3. Il résulte de l'instruction ainsi que des éléments recueillis lors de l'audience publique qu'un certain nombre de personnes, dont les requérants, se disant appartenir à la communauté des gens du voyage, se sont installées depuis plusieurs années sur une parcelle du domaine privé communal située au lieu-dit " Les Rougeats ", route de Moret, à Nemours, le long de l'autoroute A6 et la rivière canalisée du Loing, sans y disposer du droit de s'y maintenir. Les autorités locales ont constaté que, d'une part, le nombre d'habitants vivants sur cette parcelle avait augmenté jusqu'à atteindre environ 200 personnes et, d'autre part, une quantité importante de déchets divers s'était accumulée sur un quart de la surface de la parcelle environ. Le 11 septembre 2023, les occupants ont brûlé une partie de ces déchets, ce qui a engendré un incendie qui s'est déclaré dans la nuit du 11 au 12 septembre 2023, provoquant l'émanation de fumées toxiques affectant les alentours et nécessitant la mobilisation d'une quantité importante de moyens du service départemental d'incendie et de secours. L'agence régionale de santé a par ailleurs préconisé aux riverains de s'abstenir d'activités en plein air. L'incendie, qui s'est répandu sur 8 500m², a été définitivement maîtrisé au troisième jour de l'intervention des sapeur-pompiers.

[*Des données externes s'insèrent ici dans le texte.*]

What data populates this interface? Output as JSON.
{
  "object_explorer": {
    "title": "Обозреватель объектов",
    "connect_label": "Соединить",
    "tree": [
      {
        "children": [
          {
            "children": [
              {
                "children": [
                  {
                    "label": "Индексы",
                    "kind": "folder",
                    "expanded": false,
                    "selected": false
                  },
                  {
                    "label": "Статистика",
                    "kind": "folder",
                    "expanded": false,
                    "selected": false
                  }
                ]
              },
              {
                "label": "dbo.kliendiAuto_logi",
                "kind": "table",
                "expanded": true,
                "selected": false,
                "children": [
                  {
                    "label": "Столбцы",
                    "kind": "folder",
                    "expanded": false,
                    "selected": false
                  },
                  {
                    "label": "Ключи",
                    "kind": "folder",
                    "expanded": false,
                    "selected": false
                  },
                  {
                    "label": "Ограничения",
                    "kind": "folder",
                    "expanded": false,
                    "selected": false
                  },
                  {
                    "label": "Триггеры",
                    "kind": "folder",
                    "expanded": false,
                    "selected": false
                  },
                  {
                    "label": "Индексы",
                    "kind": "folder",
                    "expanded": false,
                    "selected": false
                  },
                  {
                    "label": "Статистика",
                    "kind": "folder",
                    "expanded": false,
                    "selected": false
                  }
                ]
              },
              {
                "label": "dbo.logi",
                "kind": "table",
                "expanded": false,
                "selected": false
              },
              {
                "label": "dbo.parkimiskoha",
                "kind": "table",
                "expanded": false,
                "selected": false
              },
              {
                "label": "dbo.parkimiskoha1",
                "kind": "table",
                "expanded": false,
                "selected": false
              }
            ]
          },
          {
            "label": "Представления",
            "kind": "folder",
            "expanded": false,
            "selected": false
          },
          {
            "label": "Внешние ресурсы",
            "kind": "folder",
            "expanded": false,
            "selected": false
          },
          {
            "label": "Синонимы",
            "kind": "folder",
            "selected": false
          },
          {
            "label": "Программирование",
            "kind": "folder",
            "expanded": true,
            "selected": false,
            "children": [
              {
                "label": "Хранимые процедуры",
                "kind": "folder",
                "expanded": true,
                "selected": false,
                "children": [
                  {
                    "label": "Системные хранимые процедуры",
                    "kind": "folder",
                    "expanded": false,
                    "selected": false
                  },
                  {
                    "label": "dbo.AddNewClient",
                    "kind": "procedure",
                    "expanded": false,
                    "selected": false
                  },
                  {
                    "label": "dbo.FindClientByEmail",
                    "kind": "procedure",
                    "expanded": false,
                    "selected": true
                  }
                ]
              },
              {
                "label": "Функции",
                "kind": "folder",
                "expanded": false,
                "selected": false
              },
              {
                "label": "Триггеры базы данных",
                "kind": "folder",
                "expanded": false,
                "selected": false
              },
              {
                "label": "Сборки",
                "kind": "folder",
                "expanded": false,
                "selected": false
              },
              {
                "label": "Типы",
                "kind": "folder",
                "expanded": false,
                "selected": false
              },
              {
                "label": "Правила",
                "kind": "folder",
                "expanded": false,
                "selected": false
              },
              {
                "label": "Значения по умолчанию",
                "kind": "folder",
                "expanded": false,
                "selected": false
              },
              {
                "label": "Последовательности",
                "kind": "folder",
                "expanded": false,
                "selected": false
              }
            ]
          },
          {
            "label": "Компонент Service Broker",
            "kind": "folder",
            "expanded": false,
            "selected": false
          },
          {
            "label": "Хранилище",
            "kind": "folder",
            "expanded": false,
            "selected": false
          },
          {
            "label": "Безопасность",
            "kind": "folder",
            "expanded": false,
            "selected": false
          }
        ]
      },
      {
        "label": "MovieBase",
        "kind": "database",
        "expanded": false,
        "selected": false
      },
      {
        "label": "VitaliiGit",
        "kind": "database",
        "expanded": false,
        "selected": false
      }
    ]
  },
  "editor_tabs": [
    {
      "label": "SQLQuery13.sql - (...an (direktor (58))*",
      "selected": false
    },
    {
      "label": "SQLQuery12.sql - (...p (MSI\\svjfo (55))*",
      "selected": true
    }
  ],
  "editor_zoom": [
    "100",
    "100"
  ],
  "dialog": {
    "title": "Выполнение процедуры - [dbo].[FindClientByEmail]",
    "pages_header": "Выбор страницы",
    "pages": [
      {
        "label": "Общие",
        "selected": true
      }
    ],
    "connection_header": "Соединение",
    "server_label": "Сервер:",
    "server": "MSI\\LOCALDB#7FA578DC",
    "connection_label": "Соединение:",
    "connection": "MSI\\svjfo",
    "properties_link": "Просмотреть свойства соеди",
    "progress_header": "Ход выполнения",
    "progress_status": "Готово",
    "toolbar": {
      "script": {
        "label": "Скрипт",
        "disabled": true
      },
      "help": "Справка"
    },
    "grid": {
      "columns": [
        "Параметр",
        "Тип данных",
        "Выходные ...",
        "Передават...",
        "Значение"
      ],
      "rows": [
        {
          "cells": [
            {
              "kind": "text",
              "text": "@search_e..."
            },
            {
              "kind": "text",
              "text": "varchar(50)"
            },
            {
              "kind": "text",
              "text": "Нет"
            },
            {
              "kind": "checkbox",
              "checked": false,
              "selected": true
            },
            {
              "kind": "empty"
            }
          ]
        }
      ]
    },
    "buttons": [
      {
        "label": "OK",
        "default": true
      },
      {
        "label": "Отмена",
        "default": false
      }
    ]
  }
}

4. Il résulte également de l'instruction que, le 13 septembre 2023, la maire de Nemours (Seine-et-Marne) a, sur le fondement des dispositions citées au point 2, pris un arrêté par lequel elle a mis en demeure les occupants du camp situé route de Moret à Nemours, y compris les requérants, de l'évacuer dans un délai de quarante-huit heures et, à défaut d'exécution spontanée dans ce délai, prévu qu'il sera procédé à l'évacuation forcée des parcelles occupées avec le concours de la force publique. M. A... et les autres requérants ont saisi le 14 septembre 2023 le juge des référés du tribunal administratif de Melun, sur le fondement de l'article L. 521-2 du code de justice administrative, d'une requête tendant, d'une part, à ce qu'il suspende l'exécution de l'arrêté du 13 septembre 2023 portant mise en demeure d'évacuer le camp situé route de Moret dans un délai de 48 heures et à défaut d'exécution spontanée dans ce délai, ordonnant leur évacuation forcée de ces parcelles avec le concours de la force publique et, d'autre part, à ce qu'il enjoigne à la commune de mettre fin à toutes mesures visant à l'évacuation du camp situé Route de Moret. M. A... et les autres requérants relèvent appel de l'ordonnance du 25 septembre 2023 par laquelle le juge des référés du tribunal administratif de Melun a rejeté leurs demandes.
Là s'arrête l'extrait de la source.